I haven't been feeling well. Economically speaking things haven't been that great either. I spent most of what I have on medication. Sometimes life seems like a cycle of setbacks and disappointments followed by trying hard and working towards things that seem to come so easily for other people (and that they take so for granted).
Last night something happened for me. I stopped. I stopped and looked around.
I took it in. I was happy. I didn't worry about money. I didn't worry about my career. I didn't worry about my health. I just sat there surrounded by people I truly love.
Why? Because one week and one day ago one of my very best friends died. She died from complications of stage IV rectal cancer. We all thought she had gone into remission. But even so - she kept being tired and was "too tired" for visitors. We thought it was from chemo. We thought it was fatigue. I wanted to visit her earlier on a quick weekend road trip when I had the energy but she wasn't up for it. I insisted that I didn't need entertained - that I UNDERSTOOD fatigue more than most people. But she wasn't "up" for visitors. I get it when people say they aren't up for it... it means she wasn't showering much and was probably eating whatever she could scrape together. Again - I pointed out to this friend how VERY WELL I could understand it and that if I was up for a trip I was also up for tidying her house or doing dishes etc ignoring the rest AND doing laundry or getting her groceries or making her meals... and how very well I could cope with someone not able to get around because I often cannot.
I called a second friend who had just had knee surgery and no one to take care of her -- she was embarrassed about much the same things. Her house was a mess and she was lethargic and tired and "not up" for visitors. She also insisted she wasn't up for it. I didn't visit her either. She didn't die a week ago. She's still alive. (I'm still angry that I let TWO friends deny me visits during this time). Seriously. If it isn't a special weekend you've planned with lots of sex and snuggling and you need PRIVATE TIME - I don't want to hear it.
I tried to visit both of them. I know more than most how difficult it is to be both a patient and a caretaker. And I know how hard it is to let people see us when we are not our best. I know how hard it is to let people do things for us and love us and see our homes and lives when undone chores pile up or we aren't happy, chipper, or haven't showered etc.
Anyway- back to yesterday -- I have been mourning my friend who is dead. I have been grieving for her partner who is so sad because there is so very little we can do for him. And I have been grieving for myself - because I don't feel well and because I have been feeling so unhappy in my own life.
And then yesterday I watched one friend cry about her job and career. She is a beautiful amazing successful woman. She really is. And she was unhappy and frustrated because she isn't where she WANTS to be. And then another friend cried because our small group was talking about death and spirituality and afterlife beliefs. She was just triggered by the talk and cried about not knowing what to believe. And that made me smile... because not knowing what to believe is so human. Another friend spent half an hour "intellectualizing" his fears of afterlife by reading what every major religion believes about the afterlife and death. We watched a movie. Some people ate ice cream. Some people drank. Some people played a board game. And I realized I didn't cry. I was too happy and fulfilled in the moment. THIS is life.
I'm sad. I'm grieving. I will cry again and again. But last night I was completely happy watching everyone else feel frustrated and lost and upset in our humanity. And I realized that fear of death was almost bigger than death itself. Because my friend is gone but those of us who love her are the people left to cope with it and grieve. My friend who is dead doesn't have to deal with it anymore.

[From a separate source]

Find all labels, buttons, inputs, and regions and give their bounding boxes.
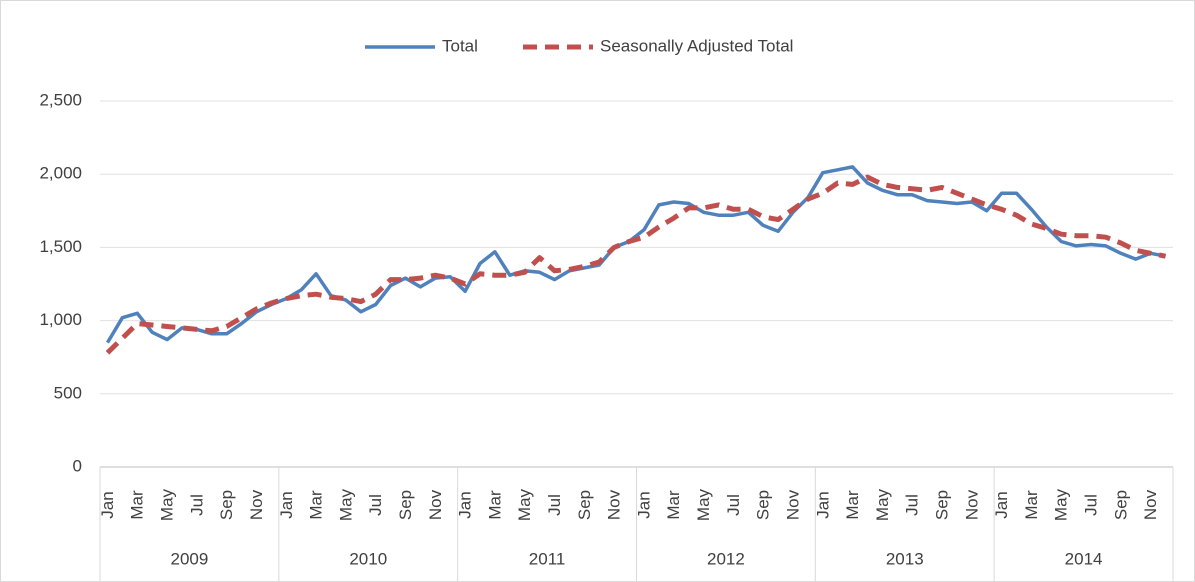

In some small way- the process and meaning of death is even for the living. So I can comfort her partner and mourn for myself. But I am also reminded that life - and living - and loving the people I love is what matters TO ME.

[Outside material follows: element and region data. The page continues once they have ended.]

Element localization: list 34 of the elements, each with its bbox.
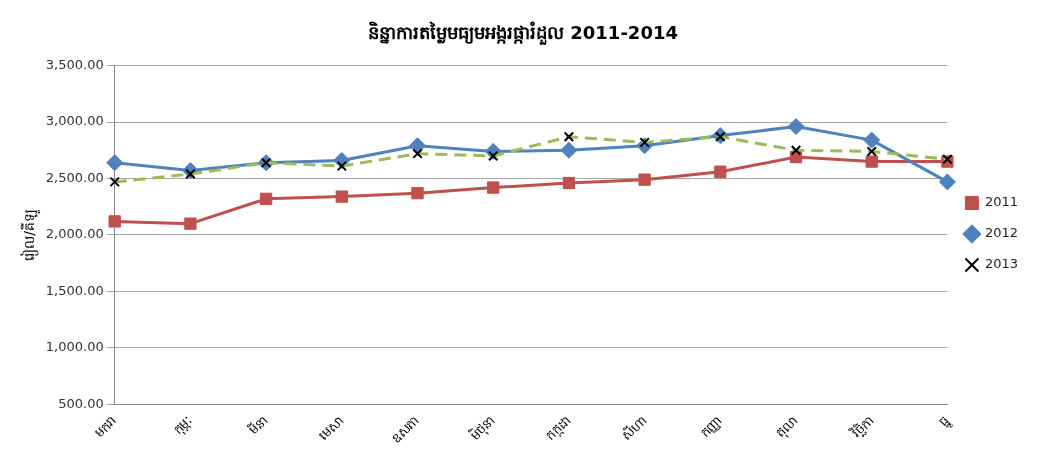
x-tick-label: កុម្ភៈ bbox=[170, 412, 197, 439]
point bbox=[259, 192, 273, 205]
y-tick-label: 3,500.00 bbox=[45, 56, 104, 72]
point bbox=[865, 155, 878, 168]
point bbox=[487, 181, 500, 194]
legend-label: 2013 bbox=[984, 256, 1019, 272]
legend-label: 2012 bbox=[984, 225, 1019, 241]
point bbox=[411, 187, 424, 200]
point bbox=[938, 173, 956, 191]
point bbox=[560, 141, 578, 159]
point bbox=[638, 173, 651, 186]
chart-title: និន្នាការតម្លៃមធ្យមអង្ករផ្ការំដួល 2011-2014 bbox=[368, 21, 678, 47]
point bbox=[184, 217, 197, 230]
y-tick-label: 2,000.00 bbox=[45, 226, 104, 242]
x-tick-label: មីនា bbox=[245, 412, 271, 438]
point bbox=[787, 118, 805, 136]
point bbox=[106, 154, 124, 172]
point bbox=[335, 190, 348, 203]
y-tick-label: 1,000.00 bbox=[45, 339, 104, 355]
point bbox=[714, 165, 727, 178]
legend-label: 2011 bbox=[984, 194, 1019, 210]
y-tick-label: 500.00 bbox=[58, 395, 104, 411]
point bbox=[863, 131, 881, 149]
x-tick-label: ធ្នូ bbox=[935, 412, 955, 432]
y-tick-label: 3,000.00 bbox=[45, 113, 104, 129]
point bbox=[562, 176, 576, 190]
y-tick-label: 1,500.00 bbox=[45, 282, 104, 298]
x-tick-label: កញ្ញា bbox=[697, 412, 726, 442]
x-tick-label: មករា bbox=[91, 412, 120, 441]
y-tick-label: 2,500.00 bbox=[45, 169, 104, 185]
y-axis-title: រៀល/គីឡូ bbox=[20, 209, 42, 261]
x-tick-label: វិច្ឆិកា bbox=[847, 412, 877, 442]
x-tick-label: តុលា bbox=[772, 412, 802, 442]
point bbox=[108, 215, 121, 228]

And mostly what struck me last night: Every single person in the room was in some way unhappy and in some small way happy. And there was no "universal" factor or step or thing about them to find what made them happy or unhappy. And I know for me I was very sad and grieving yesterday and yet took great joy in my friends and in being around them was truly happy in their friendship. So much so I forgot my own things for a short time. I also know that I don't know any "key" or "truth" or "one true" thing other than kindness and compassion and loving each of them that made me happy.
I am no guru. I suppose my "truth" last night was just that I loved my friends and they made me happy. This entire month has been me finding balance in self-care, loving myself and others, releasing guilt, non-useful patters (like being overly-critical to myself and others without praise or loving words), and realizing that everyone of us is human and doing our best.